Competition between tech giants Apple and Samsung continues in the smart phone market. Earlier in September, Apple announced the iPhone X, its much anticipated 10th anniversary phone, along with iPhone 8 and iPhone 8 Plus. Samsung, on the other hand, expanded their Galaxy line by introducing Galaxy S8, Galaxy S8 Plus and Galaxy Note 8. The company is seeking to rebuild its reputation and profit after its recall of the faulty Galaxy Note 7s last year.
8. DPRK’s 6th nuclear test and frequent missile launches
The Democratic People’s Republic of Korea has conducted frequent nuclear tests and launched ballistic missiles this year. In 2017, the country fired ballistic missiles 20 times, of which two were fired over Japan. In addition, the country tested a hydrogen bomb in early September this year. It was its 6th nuclear test, the strongest ever.
In regard to its nuclear tests and the launch of ballistic missiles, states including the USA and the United Nations have pressured the DPRK with harsh sanctions.

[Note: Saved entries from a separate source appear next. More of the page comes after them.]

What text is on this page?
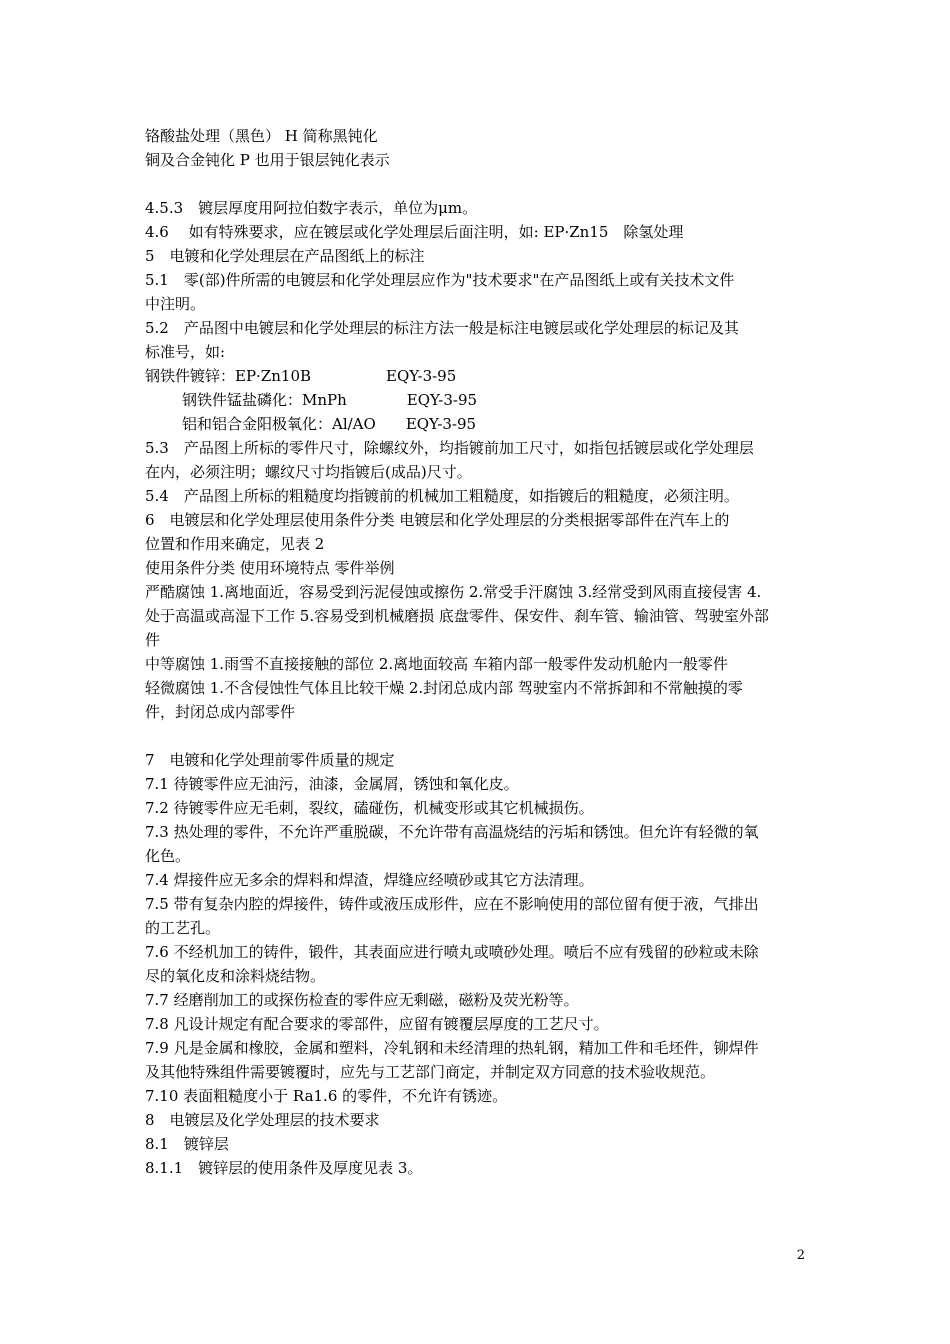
铬酸盐处理（黑色） H 简称黑钝化
铜及合金钝化 P 也用于银层钝化表示
4.5.3　镀层厚度用阿拉伯数字表示，单位为μm。
4.6　 如有特殊要求，应在镀层或化学处理层后面注明，如: EP·Zn15　除氢处理
5　电镀和化学处理层在产品图纸上的标注
5.1　零(部)件所需的电镀层和化学处理层应作为"技术要求"在产品图纸上或有关技术文件
中注明。
5.2　产品图中电镀层和化学处理层的标注方法一般是标注电镀层或化学处理层的标记及其
标准号，如:
钢铁件镀锌：EP·Zn10B　　　　　EQY-3-95
钢铁件锰盐磷化：MnPh　　　　EQY-3-95
铝和铝合金阳极氧化：Al/AO　　EQY-3-95
5.3　产品图上所标的零件尺寸，除螺纹外，均指镀前加工尺寸，如指包括镀层或化学处理层
在内，必须注明；螺纹尺寸均指镀后(成品)尺寸。
5.4　产品图上所标的粗糙度均指镀前的机械加工粗糙度，如指镀后的粗糙度，必须注明。
6　电镀层和化学处理层使用条件分类 电镀层和化学处理层的分类根据零部件在汽车上的
位置和作用来确定，见表 2
使用条件分类 使用环境特点 零件举例
严酷腐蚀 1.离地面近，容易受到污泥侵蚀或擦伤 2.常受手汗腐蚀 3.经常受到风雨直接侵害 4.
处于高温或高湿下工作 5.容易受到机械磨损 底盘零件、保安件、刹车管、输油管、驾驶室外部
件
中等腐蚀 1.雨雪不直接接触的部位 2.离地面较高 车箱内部一般零件发动机舱内一般零件
轻微腐蚀 1.不含侵蚀性气体且比较干燥 2.封闭总成内部 驾驶室内不常拆卸和不常触摸的零
件，封闭总成内部零件
7　电镀和化学处理前零件质量的规定
7.1 待镀零件应无油污，油漆，金属屑，锈蚀和氧化皮。
7.2 待镀零件应无毛刺，裂纹，磕碰伤，机械变形或其它机械损伤。
7.3 热处理的零件，不允许严重脱碳，不允许带有高温烧结的污垢和锈蚀。但允许有轻微的氧
化色。
7.4 焊接件应无多余的焊料和焊渣，焊缝应经喷砂或其它方法清理。
7.5 带有复杂内腔的焊接件，铸件或液压成形件，应在不影响使用的部位留有便于液，气排出
的工艺孔。
7.6 不经机加工的铸件，锻件，其表面应进行喷丸或喷砂处理。喷后不应有残留的砂粒或未除
尽的氧化皮和涂料烧结物。
7.7 经磨削加工的或探伤检查的零件应无剩磁，磁粉及荧光粉等。
7.8 凡设计规定有配合要求的零部件，应留有镀覆层厚度的工艺尺寸。
7.9 凡是金属和橡胶，金属和塑料，冷轧钢和未经清理的热轧钢，精加工件和毛坯件，铆焊件
及其他特殊组件需要镀覆时，应先与工艺部门商定，并制定双方同意的技术验收规范。
7.10 表面粗糙度小于 Ra1.6 的零件，不允许有锈迹。
8　电镀层及化学处理层的技术要求
8.1　镀锌层
8.1.1　镀锌层的使用条件及厚度见表 3。
2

For instance, in his first address to the UN last September, US President Donald Trump warned, "The United States has great strength and patience, but if it is forced to defend itself or its allies, we will have no choice but to totally destroy the country." In response to Trump’s threats, Pyongyang stated it will not stop its nuclear program, but advance more, citing its capacity to hit the US mainland.
9. Russian athletes banned to compete under Russian flag
In early December, the International Olympic Committee (IOC) banned Russian athletes to compete in 2018 Games in Pyeongchang under the Russian Flag because the country’s team was found to have broken doping rules. It was one of the sensational events of 2017.
The IOC stated that Russian athletes can compete in the 2018 Games in Pyeongchang, South Korea, but the athletes will have to pass strict scrutiny, and instead of wearing their nation's uniform, they will compete under the title ‘Olympic Athlete from Russia (OAR).’ “They will compete with a uniform bearing this name and under the Olympic Flag,” the IOC said.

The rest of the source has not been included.